Phase I, Non-randomized, Open-label, Multi-center Dose Escalation Trial of BI 836880 Administered by Weekly Repeated Intravenous Infusions in Patients With Advanced Solid Tumors.

Maximum Tolerated Dose (MTD)

Time Frame: First treatment cycle, 3 weeks from first administration of trial treatment (MTD evaluation period).

Determination of the maximum tolerated dose (MTD) in participants with advanced solid tumors. MTD was defined as the highest dose with less than 25% risk of true DLT rate being above 33% in the MTD evaluation period, and could be considered reached if the probability that the true DLT rate was in the target interval (16% to 33%) was sufficiently large during the MTD evaluation period. The MTD evaluation period was defined as 3 weeks after first administration of treatment.

Number of Participants With Dose Limiting Toxicities (DLTs) in the Maximum Tolerated Dose (MTD) Evaluation Period

Time Frame: First treatment cycle, 3 weeks from first administration of trial treatment (MTD evaluation period).
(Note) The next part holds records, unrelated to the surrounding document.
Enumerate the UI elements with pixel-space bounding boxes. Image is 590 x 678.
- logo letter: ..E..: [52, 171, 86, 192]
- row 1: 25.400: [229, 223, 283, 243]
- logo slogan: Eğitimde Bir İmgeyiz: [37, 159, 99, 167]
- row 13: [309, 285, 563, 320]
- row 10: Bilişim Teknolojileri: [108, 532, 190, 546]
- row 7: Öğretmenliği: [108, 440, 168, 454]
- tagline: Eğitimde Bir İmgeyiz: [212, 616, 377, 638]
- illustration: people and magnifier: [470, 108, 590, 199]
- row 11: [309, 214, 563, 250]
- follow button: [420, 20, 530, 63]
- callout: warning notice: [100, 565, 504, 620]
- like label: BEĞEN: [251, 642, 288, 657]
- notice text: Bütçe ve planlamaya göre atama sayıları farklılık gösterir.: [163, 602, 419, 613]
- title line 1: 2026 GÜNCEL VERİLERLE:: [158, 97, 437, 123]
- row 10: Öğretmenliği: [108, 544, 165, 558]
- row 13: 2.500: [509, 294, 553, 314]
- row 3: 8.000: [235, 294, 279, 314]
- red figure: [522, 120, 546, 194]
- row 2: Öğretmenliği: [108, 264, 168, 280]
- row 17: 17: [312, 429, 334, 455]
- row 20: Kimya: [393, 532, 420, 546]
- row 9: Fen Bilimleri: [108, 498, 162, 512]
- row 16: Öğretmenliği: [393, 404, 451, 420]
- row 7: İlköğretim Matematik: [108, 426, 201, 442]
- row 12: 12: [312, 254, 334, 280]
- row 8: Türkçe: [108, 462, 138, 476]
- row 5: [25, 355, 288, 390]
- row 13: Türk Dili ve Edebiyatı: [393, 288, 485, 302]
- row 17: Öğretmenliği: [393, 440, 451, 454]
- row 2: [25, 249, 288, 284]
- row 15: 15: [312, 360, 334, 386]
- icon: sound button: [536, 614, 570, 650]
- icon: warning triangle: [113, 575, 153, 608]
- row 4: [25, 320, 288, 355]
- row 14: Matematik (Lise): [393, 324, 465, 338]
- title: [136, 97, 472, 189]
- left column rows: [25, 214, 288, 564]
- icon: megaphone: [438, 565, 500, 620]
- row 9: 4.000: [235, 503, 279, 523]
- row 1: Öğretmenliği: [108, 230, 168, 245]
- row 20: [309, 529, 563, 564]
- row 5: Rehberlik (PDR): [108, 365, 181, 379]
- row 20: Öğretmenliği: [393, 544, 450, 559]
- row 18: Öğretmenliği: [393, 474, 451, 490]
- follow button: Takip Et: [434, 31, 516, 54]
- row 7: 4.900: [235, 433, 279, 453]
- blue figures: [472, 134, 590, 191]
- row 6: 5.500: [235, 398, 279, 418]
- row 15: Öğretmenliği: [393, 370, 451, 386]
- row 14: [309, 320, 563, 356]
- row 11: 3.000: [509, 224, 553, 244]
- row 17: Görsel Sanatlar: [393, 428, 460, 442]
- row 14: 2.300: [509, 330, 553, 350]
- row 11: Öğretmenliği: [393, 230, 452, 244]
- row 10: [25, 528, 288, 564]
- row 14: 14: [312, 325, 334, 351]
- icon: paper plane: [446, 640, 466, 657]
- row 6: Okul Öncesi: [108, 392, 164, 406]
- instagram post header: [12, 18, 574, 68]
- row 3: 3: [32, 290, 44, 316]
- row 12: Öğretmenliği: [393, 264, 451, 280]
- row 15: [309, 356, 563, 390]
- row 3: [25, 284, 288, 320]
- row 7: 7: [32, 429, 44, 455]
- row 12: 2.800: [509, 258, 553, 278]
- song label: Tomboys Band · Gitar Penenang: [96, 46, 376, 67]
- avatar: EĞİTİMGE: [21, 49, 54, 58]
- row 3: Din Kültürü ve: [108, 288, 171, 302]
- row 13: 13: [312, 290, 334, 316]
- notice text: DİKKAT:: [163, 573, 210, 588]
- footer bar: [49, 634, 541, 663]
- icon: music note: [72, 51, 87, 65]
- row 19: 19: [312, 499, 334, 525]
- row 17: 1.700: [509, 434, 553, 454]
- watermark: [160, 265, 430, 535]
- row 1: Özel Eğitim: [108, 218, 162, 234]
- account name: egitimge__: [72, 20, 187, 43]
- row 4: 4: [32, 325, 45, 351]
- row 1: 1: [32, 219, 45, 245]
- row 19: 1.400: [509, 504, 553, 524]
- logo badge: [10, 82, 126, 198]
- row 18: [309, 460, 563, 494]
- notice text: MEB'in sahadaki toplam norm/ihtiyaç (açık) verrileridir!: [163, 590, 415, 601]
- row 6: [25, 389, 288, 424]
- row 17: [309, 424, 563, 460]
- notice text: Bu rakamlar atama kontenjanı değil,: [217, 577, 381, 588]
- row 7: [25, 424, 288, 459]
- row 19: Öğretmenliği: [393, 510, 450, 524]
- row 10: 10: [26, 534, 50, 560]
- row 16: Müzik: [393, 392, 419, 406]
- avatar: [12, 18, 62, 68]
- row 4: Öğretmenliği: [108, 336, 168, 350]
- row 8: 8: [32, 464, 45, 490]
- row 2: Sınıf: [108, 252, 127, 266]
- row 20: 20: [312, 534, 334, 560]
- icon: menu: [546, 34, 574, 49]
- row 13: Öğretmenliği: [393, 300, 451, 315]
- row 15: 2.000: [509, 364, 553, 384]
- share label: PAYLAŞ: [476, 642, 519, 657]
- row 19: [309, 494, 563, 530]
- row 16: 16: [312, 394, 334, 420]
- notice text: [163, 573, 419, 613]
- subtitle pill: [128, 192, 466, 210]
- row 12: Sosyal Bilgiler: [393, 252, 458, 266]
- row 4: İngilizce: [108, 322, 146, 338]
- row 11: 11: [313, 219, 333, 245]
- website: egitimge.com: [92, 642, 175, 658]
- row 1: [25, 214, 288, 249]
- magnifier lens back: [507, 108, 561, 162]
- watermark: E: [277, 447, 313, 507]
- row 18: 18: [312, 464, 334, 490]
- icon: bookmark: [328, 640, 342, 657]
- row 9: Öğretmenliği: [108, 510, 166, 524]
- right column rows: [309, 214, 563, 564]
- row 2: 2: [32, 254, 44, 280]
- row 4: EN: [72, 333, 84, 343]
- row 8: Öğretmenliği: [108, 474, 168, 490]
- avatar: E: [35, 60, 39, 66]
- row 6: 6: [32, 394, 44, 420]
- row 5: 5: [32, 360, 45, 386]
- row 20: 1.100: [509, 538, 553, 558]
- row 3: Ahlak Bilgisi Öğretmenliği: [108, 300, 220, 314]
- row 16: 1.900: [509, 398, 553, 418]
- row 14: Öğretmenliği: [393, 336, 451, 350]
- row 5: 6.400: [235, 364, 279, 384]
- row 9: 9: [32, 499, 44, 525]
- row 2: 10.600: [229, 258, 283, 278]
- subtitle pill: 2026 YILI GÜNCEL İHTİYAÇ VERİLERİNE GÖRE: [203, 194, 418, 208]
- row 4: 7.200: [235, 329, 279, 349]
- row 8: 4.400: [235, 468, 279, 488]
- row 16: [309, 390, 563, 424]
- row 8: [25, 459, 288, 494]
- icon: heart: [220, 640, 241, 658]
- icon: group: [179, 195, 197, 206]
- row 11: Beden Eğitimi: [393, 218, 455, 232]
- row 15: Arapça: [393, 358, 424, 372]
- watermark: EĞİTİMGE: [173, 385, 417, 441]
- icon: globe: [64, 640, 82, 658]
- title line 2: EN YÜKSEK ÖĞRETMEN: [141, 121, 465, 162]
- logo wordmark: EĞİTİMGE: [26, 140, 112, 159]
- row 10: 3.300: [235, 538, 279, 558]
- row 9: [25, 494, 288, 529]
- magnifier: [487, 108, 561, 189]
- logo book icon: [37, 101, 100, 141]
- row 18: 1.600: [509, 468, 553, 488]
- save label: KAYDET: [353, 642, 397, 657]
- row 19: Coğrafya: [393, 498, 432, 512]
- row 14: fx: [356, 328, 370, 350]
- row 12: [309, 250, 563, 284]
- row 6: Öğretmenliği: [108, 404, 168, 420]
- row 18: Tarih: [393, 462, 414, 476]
The following drug-related adverse events qualified as DLTs: Common Terminology Criteria for Adverse Events (CTCAE) grade 4 neutropenia \>7 days or complicated by infection; grade \>3 febrile neutropenia; grade = 4 thrombocytopenia; grade \> 3 thrombocytopenia with bleeding; grade \> 3 proteinuria \> 3 non haematological toxicity except: Vomiting or diarrhea responding to supporting treatment, fatigue lasting for less than 4 days, transient grade 3 infusion reaction, any laboratory abnormality, which was considered not clinically relevant by the investigator or resolved spontaneously or could be resolved with appropriate treatment. Hypertension: increase of diastolic blood pressure (BP) by 15 mmHg, which could not be controlled by hypertensive medication and requires a dose reduction of BI 836880 for further treatment course. All related AE leading to an interruption of BI 836880 for more than 14 days until recovery to baseline.